É nessa dimensão de diálogo que se situa a presente obra, oferecendo
ao debate epistemológico e ético em psicologia reflexões sobre o lugar
que a figura do outro ocupa no desenvolvimento humano. Nesse diálogo,
o outro vai aparecendo ao mesmo tempo como figura e como fundo na
relação com o sujeito, como construtor do sujeito, ao mesmo tempo que construído por ele, nas diferentes nuances dos processos de desenvolvimento
que cada texto focaliza e pelas diferentes ênfases que os autores propõem
para o eu e para o outro nessa relação de mútua constituição.
Cada um dos textos pode ser tomado, então, como um convite
ao diálogo sobre a relação sujeito-outro no desenvolvimento humano, diálogo este iniciado pelos autores participantes desta coletânea,
a partir das perspectivas que vêm construindo como docentes, pesquisadores e profissionais, e que poderá continuar com os leitores em
algum momento e lugar.
O livro traz quatro conjuntos de textos, agrupados segundo sua
abrangência teórico-epistemológica, sua temática e suas implicações
V
O OUTRO NO DESENVOLVIMENTO HUMANO
para a reflexão sobre as práticas profissionais em psicologia. Um critério
mais amplo, entretanto, os reúne: em todos eles propõem-se o aprofundamento e a recolocação de aspectos centrais da abordagem contemporânea das relações sujeito-outro em psicologia, tomando teóricos
clássicos como interlocutores que lhes inspiram e instigam à reflexão.
A organização dos textos nesses conjuntos é apenas uma das possíveis,
podendo o próprio leitor abordá-los na ordem que desejar.
É interessante destacar os desdobramentos e as implicações que os
trabalhos integrantes desta coletânea apresentam para o exercício profissional de psicólogos e educadores. Ainda que com diferentes níveis de
explicitação, em todos eles fica clara a importância das idéias discutidas
para a reflexão crítica e criativa sobre o desempenho e o compromisso
profissional, nos campos de ação em que as relações com os outros constituem eixo central, seja na pesquisa, na educação ou na saúde. Dessa
forma, adiciona-se ao convite inicial ao diálogo um convite a revermos
nossos fazeres e a construirmos novas práticas nos complexos espaços
interativos dos quais participamos ativamente como profissionais.
Eu e outro: subjetividade e alteridade
O texto de Fernando González Rey (Pontifícia Universidade Católica
de Campinas) começa por uma reflexão crítica sobre o enfoque que a
psicologia histórico-cultural e seus desdobramentos contemporâneos
têm priorizado ao tratar a relação sujeito-outro, apresentando então
conceitos nucleares da proposição teórica do autor (categorias de sentido
subjetivo, configuração subjetiva e unidade subjetiva de desenvolvimento)
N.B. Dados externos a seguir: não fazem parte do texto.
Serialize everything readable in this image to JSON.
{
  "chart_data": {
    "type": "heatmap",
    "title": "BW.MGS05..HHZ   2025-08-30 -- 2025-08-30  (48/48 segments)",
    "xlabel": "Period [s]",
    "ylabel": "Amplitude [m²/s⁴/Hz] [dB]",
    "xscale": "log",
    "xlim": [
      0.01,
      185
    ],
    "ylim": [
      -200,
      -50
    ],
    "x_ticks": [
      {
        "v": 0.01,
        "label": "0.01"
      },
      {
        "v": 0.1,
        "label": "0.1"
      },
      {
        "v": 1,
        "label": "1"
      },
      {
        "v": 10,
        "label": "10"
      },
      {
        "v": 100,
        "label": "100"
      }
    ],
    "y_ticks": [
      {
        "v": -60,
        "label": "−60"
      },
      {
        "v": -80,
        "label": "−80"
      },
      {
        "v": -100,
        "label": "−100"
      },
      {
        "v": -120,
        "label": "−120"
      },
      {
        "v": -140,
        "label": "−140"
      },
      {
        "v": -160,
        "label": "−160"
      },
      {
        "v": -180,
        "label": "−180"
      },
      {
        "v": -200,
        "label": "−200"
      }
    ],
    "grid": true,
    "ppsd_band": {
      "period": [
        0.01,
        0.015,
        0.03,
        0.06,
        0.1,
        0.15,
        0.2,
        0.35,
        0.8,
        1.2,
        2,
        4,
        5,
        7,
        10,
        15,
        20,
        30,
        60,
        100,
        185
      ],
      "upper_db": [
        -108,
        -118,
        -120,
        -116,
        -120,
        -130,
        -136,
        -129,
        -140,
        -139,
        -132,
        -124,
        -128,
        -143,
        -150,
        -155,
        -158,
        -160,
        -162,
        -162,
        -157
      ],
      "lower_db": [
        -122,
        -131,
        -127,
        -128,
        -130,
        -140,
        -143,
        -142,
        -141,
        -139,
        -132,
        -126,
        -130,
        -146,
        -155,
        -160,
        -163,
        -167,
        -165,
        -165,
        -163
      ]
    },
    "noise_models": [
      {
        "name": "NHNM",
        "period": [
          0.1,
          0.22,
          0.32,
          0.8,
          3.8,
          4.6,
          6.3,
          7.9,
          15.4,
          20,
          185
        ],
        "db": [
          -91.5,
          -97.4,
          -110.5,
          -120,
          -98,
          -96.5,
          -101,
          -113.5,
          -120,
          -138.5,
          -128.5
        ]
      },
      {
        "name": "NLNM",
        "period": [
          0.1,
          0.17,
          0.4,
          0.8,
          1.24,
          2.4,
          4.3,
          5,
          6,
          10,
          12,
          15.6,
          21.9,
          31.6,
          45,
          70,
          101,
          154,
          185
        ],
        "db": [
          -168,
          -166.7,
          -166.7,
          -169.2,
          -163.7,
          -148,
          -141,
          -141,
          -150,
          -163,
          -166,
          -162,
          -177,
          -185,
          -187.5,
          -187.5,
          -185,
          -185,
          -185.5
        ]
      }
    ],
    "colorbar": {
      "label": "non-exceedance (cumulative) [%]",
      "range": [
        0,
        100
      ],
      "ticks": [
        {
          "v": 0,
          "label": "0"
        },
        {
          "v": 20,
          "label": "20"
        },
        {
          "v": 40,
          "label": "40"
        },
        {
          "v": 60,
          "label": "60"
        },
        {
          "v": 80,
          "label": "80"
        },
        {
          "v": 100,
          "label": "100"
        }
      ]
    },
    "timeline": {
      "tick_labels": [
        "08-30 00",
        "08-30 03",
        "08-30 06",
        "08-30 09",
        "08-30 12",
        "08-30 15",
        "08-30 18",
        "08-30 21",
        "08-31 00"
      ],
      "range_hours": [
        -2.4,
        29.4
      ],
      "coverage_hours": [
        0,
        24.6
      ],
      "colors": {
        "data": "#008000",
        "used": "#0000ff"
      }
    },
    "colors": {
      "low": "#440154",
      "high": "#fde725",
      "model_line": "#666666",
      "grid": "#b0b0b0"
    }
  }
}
que permitem redimensionar o papel que a figura do outro desempenha, como sentido subjetivo de outro, no processo dinâmico e integrativo
do desenvolvimento humano.
Lívia Mathias Simão (Universidade de São Paulo) parte da centralidade do diálogo eu-outro nas atividades humanas balizadas pela cultura e construtivas dessa mesma cultura, analisando, desde a perspectiva semiótico-construtivista, aspectos das relações entre subjetividade e
diálogo que permitem e requerem ir além dos conteúdos temáticos das
VI
APRESENTAÇÃO
interações verbais em si mesmos, para incluir a consideração do outro
numa relação de alteridade de significativa importância para os processos de desenvolvimento.
Eu e outro: consciência e complementaridade
O texto de Elizabeth Tunes (Universidade de Brasília) e Roberto dos
Santos Bartholo Júnior (Universidade Federal do Rio de Janeiro) revisita
o clássico debate em torno do projeto da psicologia científica no início do
século XX, com sua interdição ao estudo da consciência por meio da introspecção, para então trazer à tona a inevitabilidade da “psicologia com
consciência” quando se pretende compreender as condições de possibilidade de relacionamento do sujeito com a alteridade de outrem.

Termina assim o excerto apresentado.